Q: I implore you to send us teams of observers in the year 2004 to help ensure a fair and legal election and vote count in the United States.
– Stephen Eschner, Ohio, U.S.
A: Your elections are your business. We can observe, yes, but it is not our business to ensure that they are carried out properly. During your presidential election we did send an observer, the head of our Central Electoral Commission, a very knowing man. He went to observe and maybe to gain some useful pointers, but not to ensure the correctness of your elections. That’s none of our business. Since you brought up the subject, Stephen, to many countries your Electoral College seems not nearly as democratic as a direct vote. I find it difficult to explain to my friends that, in a country with a population of about 270 million, 537 votes may decide who is to be president. Nevertheless, it’s for the United States to decide what kind of electoral system to have. To each his own, as they say.

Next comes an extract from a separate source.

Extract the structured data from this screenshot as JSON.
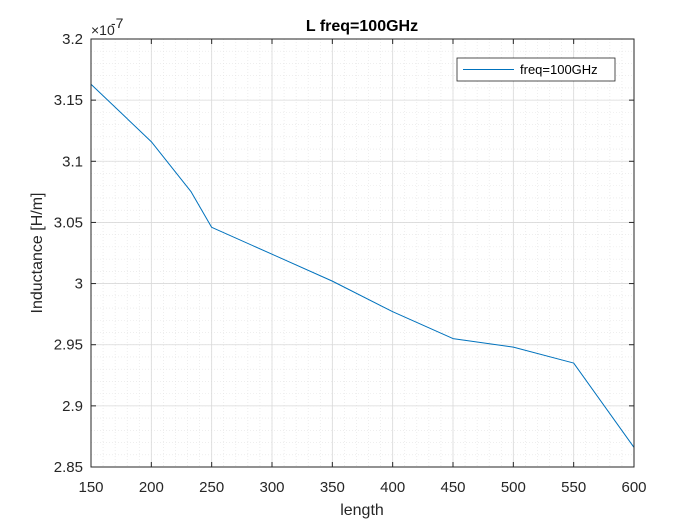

Q: Are there endangered birds in your country? Also, what is the future of the Russian space program?
– Dennis Roberts, Columbus, Georgia, U.S.
A: Yes, there are over 70 birds in our Red Data Book. Among them are the stork, the bearded vulture, and the beautiful flamingo found in the delta of the Volga. There are also four subspecies of eagles, three subspecies of pelicans and many of various ducks, geese, woodpeckers, six subspecies of cranes, the ibis, some swans and many others too.
Regarding our space program, at the end of February we are going to sink the space station MIR in the South Pacific, it having served us for 15 years. We are part of the International Space Station project, so we’ll be concentrating on that. At present, two of our cosmonauts and one astronaut are up there. We, naturally, will be launching satellites for various purposes. Incidentally, one of our rockets, which recently failed to launch a U.S. satellite, has been serving us faithfully for many years, and 93 percent of its launchings have been successful. A very high percentage by any standards.
Q: Russia stopped Genghis Khan from reaching Western Europe and routed Napoleon and Hitler, stopping them from advancing eastward. Historically, is Russia called upon to put down these movements east and west?
– Fernando Molina, Uppsala, Sweden.
A: Russia is a Eurasian country situated in both Europe and Asia. That’s why it has had to deal with aggression from both sides. Russia has always been able to withstand no end of difficulties, no end of shortcomings. To fight, as guerillas, both Napoleon and then the Nazis. It has always been able to muster its forces and, despite the odds, to overcome the enemy. Believe me, it wasn’t the Russian winter that hurt the Nazis and Napoleon. The battles on the Eastern Front have no equal. In the battle of Kursk during WW II, thousands of tanks on both sides took part. The Nazis were on the outskirts of Moscow and were then pushed back to Berlin. We have defeated the Tartar Mongols in the Battle of Kulikovo, the Swedes at Poltava, and Napoleon at Borodino. I feel Russia can fight for nine rounds and knock the enemy out in the 10th. History has proved this. The nation is tough and can take it.